Un outil détourné de son objectif?

Le manque de contrôle autour du CIR est souligné de manière récurrente dans la mesure où ce manque de contrôle s’accompagne d’un risque de détournement du dispositif. Le CIR est-il un outil d’optimisation fiscale plutôt qu’une véritable aide aux projets scientifiques ?

Un manque de données

Le rapport sur le CIR de l’année 2013  réalisé par le MENESR a été publié seulement en mars 2016. Le temps de recueillir et de traiter les données relatives à ce crédit d’impôt est donc relativement long. Ainsi, de par le caractère récent des réformes effectuées, il y a un manque de recul et données suffisantes afin de conclure plus précisément à l’efficacité du CIR.

Par ailleurs, le secret fiscal pèse aussi sur la mise en public des chiffres relatifs au CIR. Le rapport au Sénat publié par le collectif Sciences en Marche relève ce problème : « Nous avons constaté que des données, qui pourraient se révéler pertinentes, n’étaient pas prises en considération car absentes […] Il est donc essentiel que les ministères concernés lèvent les verrous liés au secret fiscal et mettent à disposition des chercheurs qui en font la demande une version de GECIR et des enquêtes de R&D. » (le GECIR est la base du MENESR qui rassemble les chiffres relatifs au CIR) (CIR et R&D : efficacité du dispositif depuis la réforme de 2008, François Métivier, Patrick Lemaire, Ellen Riot , Rapport de Sciences en Marche à la Commission d’enquête sénatoriale sur la réalité du détournement du crédit d’impôt recherche de son objet et de ses incidences sur la situation de l’emploi et de la recherche dans notre pays, avril 2015).

Un manque de contrôle

Le manque de contrôle dans les finances des projets qui bénéficient du CIR inquiète. Ainsi, Brigitte Gonthier-Maurin souligne le manque total de communication et de suivi de projet entre le Ministère de l’Enseignement Supérieur et de la Recherche qui contrôle la pertinence scientifique du projet et le Ministère de l’Économie et des Finances qui suit les déclarations fiscales purement chiffrées des entreprises.

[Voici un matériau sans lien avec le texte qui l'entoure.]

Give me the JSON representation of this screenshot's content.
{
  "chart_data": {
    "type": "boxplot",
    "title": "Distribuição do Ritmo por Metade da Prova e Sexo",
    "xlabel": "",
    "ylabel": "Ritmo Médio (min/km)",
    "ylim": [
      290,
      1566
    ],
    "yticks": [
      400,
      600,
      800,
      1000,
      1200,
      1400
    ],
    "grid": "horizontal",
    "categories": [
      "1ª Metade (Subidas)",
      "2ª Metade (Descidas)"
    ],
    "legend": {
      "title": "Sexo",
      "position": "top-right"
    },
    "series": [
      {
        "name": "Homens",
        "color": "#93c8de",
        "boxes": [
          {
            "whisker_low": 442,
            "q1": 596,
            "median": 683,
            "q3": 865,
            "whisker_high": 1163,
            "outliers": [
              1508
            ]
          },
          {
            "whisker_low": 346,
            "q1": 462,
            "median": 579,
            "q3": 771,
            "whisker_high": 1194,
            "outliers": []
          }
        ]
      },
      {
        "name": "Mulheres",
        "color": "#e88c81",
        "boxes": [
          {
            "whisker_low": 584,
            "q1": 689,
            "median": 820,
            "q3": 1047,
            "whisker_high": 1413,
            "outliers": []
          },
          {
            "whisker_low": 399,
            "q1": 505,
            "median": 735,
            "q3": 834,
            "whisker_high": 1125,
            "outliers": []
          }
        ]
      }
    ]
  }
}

Si des contrôles fiscaux sont effectués concernant le CIR, les entreprises déclarent elles-mêmes le temps que chaque employé accorde à un projet scientifique. Ce temps est compliqué à estimer et peut difficilement être contrôlé. Par conséquent, cela peut conduire à des comportements flottants de la part de certaines entreprises, comme montré dans l’extrait vidéo ci-dessous.

 

Le calcul du CIR par les entreprises, extrait de Spécial Investigations, Aides aux entreprises, le grand bluff, Jérôme Sesquin, mars 2016

Des stratégies d’optimisation fiscales qui restent légales

 Prenant en compte ce manque de contrôle, le rapport de la cour de Comptes de Juillet 2013 prévient que « Des stratégies d’optimisation, visant à maximiser l’avantage fiscal accordé au titre du CIR, peuvent se développer dans la durée. » (L’évolution et les conditions de maîtrise du crédit d’impôt en faveur de la recherche, Communication à la commission des finances de l’assemblée nationale, Juillet 2013)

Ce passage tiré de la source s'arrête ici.